Gorsuch thought this was incorrect. The normal rules of statutory construction demonstrated the “knowingly” applied to both elements of the alleged crime. Gorsuch wrote that a "state court judge repeatedly (if mistakenly) represented to him [Games-Perez] that the state court deferred judgment on which his current conviction hinges did not constitute a felony conviction ... Given these repeated misstatements from the court itself, Mr. Games-Perez surely has a triable claim he didn't know his state court deferred judgment amounted to a felony conviction.”
“Following the statutory text would simply require the government to prove that the defendant knew of his prior felony conviction,” Gorsuch explained. “And there's nothing particularly strange about that. After all, there is ‘a long tradition of widespread lawful gun ownership by private individuals in this country,’ and the Supreme Court has held the Second Amendment protects an individual's right to own firearms and may not be infringed lightly.”
Here, Gorsuch cited D.C. v. Heller (2008), and quoted the 1994 Staples v. United States opinion written by Justice Sandra Day O’Connor.
Heller does authorize gun bans for convicted felons, as Judge Gorsuch noted. This is why the government should have to prove that a person knows that he had a prior conviction. That prior conviction is the only thing “separating criminal behavior from not just permissible, but constitutionally protected, conduct.” Gorsuch follows the law as it is written, which shows that he respects the written Constitution.
Gorsuch wrote the above statements when he was part of a three-judge appeals panel in the Games–Perez case. Later, the same case came before all 10 judges of the 10th Circuit. In the second round, Gorsuch was again in the minority. He wrote: “There can be fewer graver injustices in a society governed by the rule of law than imprisoning a man without requiring proof of his guilt under the written laws of the land.” Further, “When the current statute’s language is clear, it must be enforced just as Congress wrote it.”
He explained that felon-in-possession laws “operate to criminalize the possession of any kind of gun.
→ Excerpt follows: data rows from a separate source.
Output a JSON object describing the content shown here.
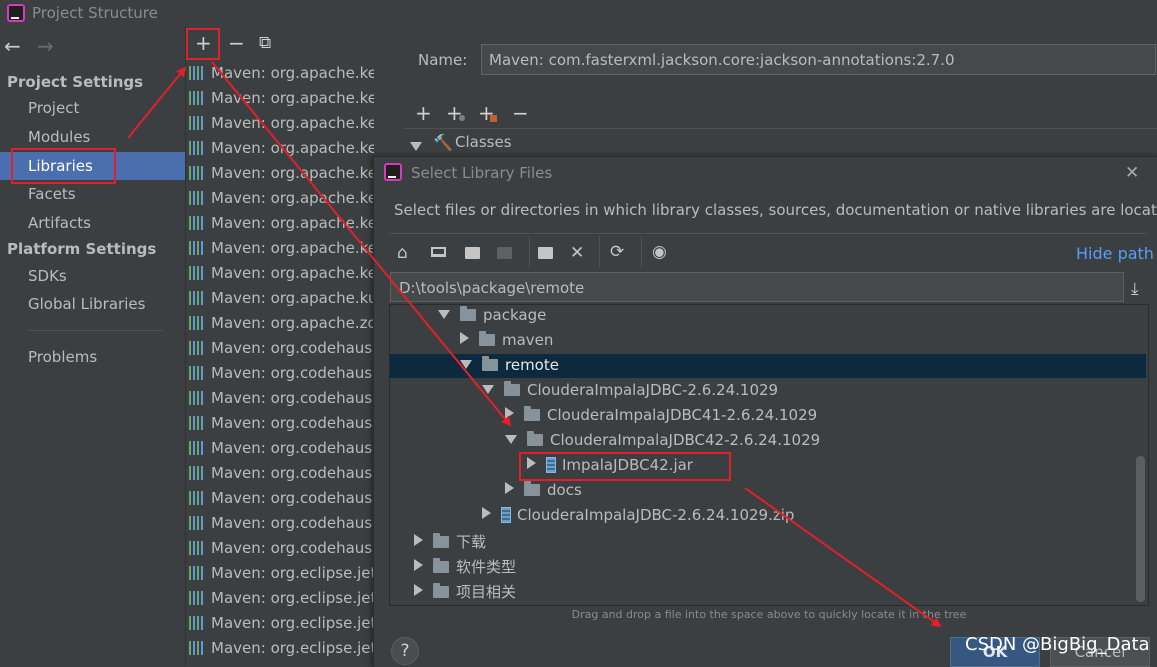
{
  "window": {
    "title": "Project Structure"
  },
  "left_panel": {
    "back_icon": "←",
    "forward_icon": "→",
    "project_settings_header": "Project Settings",
    "project_items": [
      "Project",
      "Modules",
      "Libraries",
      "Facets",
      "Artifacts"
    ],
    "platform_settings_header": "Platform Settings",
    "platform_items": [
      "SDKs",
      "Global Libraries"
    ],
    "problems": "Problems",
    "selected_item": "Libraries"
  },
  "library_toolbar": {
    "add": "+",
    "remove": "−",
    "copy": "⧉"
  },
  "libraries": [
    "Maven: org.apache.kerby:l",
    "Maven: org.apache.kerby:l",
    "Maven: org.apache.kerby:l",
    "Maven: org.apache.kerby:",
    "Maven: org.apache.ke",
    "Maven: org.apache.ke",
    "Maven: org.apache.ke",
    "Maven: org.apache.ke",
    "Maven: org.apache.ke",
    "Maven: org.apache.ku",
    "Maven: org.apache.zo",
    "Maven: org.codehaus.",
    "Maven: org.codehaus.",
    "Maven: org.codehaus.",
    "Maven: org.codehaus.",
    "Maven: org.codehaus.",
    "Maven: org.codehaus.",
    "Maven: org.codehaus.",
    "Maven: org.codehaus.",
    "Maven: org.codehaus.",
    "Maven: org.eclipse.jet",
    "Maven: org.eclipse.jet",
    "Maven: org.eclipse.jet",
    "Maven: org.eclipse.jet"
  ],
  "detail": {
    "name_label": "Name:",
    "name_value": "Maven: com.fasterxml.jackson.core:jackson-annotations:2.7.0",
    "toolbar": [
      "+",
      "+",
      "+",
      "−"
    ],
    "classes_label": "Classes"
  },
  "dialog": {
    "title": "Select Library Files",
    "close_icon": "✕",
    "description": "Select files or directories in which library classes, sources, documentation or native libraries are located",
    "hide_path": "Hide path",
    "path": "D:\\tools\\package\\remote",
    "tree": [
      {
        "label": "package",
        "expanded": true,
        "type": "folder"
      },
      {
        "label": "maven",
        "expanded": false,
        "type": "folder"
      },
      {
        "label": "remote",
        "expanded": true,
        "type": "folder",
        "selected": true
      },
      {
        "label": "ClouderaImpalaJDBC-2.6.24.1029",
        "expanded": true,
        "type": "folder"
      },
      {
        "label": "ClouderaImpalaJDBC41-2.6.24.1029",
        "expanded": false,
        "type": "folder"
      },
      {
        "label": "ClouderaImpalaJDBC42-2.6.24.1029",
        "expanded": true,
        "type": "folder"
      },
      {
        "label": "ImpalaJDBC42.jar",
        "expanded": false,
        "type": "jar",
        "highlighted": true
      },
      {
        "label": "docs",
        "expanded": false,
        "type": "folder"
      },
      {
        "label": "ClouderaImpalaJDBC-2.6.24.1029.zip",
        "expanded": false,
        "type": "zip"
      },
      {
        "label": "下载",
        "expanded": false,
        "type": "folder"
      },
      {
        "label": "软件类型",
        "expanded": false,
        "type": "folder"
      },
      {
        "label": "项目相关",
        "expanded": false,
        "type": "folder"
      }
    ],
    "hint": "Drag and drop a file into the space above to quickly locate it in the tree",
    "help": "?",
    "ok": "OK",
    "cancel": "Cancel"
  },
  "watermark": "CSDN @BigBig_Data",
  "colors": {
    "selection": "#4b6eaf",
    "tree_selection": "#0d293e",
    "annotation": "#e0202a",
    "link": "#589df6"
  }
}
But gun possession is often lawful and sometimes even protected as a matter of constitutional right.” So the government should have to prove that the accused had a guilty mind (mens rea)—that he knew that he was a convicted felon.
Judge Gorsuch’s dissent in the second case delved into many intricate details about rules for statutory interpretation and precedents. But near the end is a passage that gets to the heart of why Judge Gorsuch should become Justice Gorsuch.
Some of the other judges had argued that the 10th Circuit should not strictly apply the “knowing” language in the statute. They pointed out that other federal circuit courts, which cover other regions in the United States, have allowed convictions of people in similar circumstances.
Gorsuch responded: “[I]t surely cannot be that someone must go to prison just so we can avoid treating him better than those other circuits have incorrectly allowed to be put away.”
Gorsuch follows the law as it is written, which shows that he respects the written Constitution. This means that the prosecution must prove that the accused is guilty of every element of the alleged crime. It also means that “an individual’s right to own firearms … may not be infringed lightly.”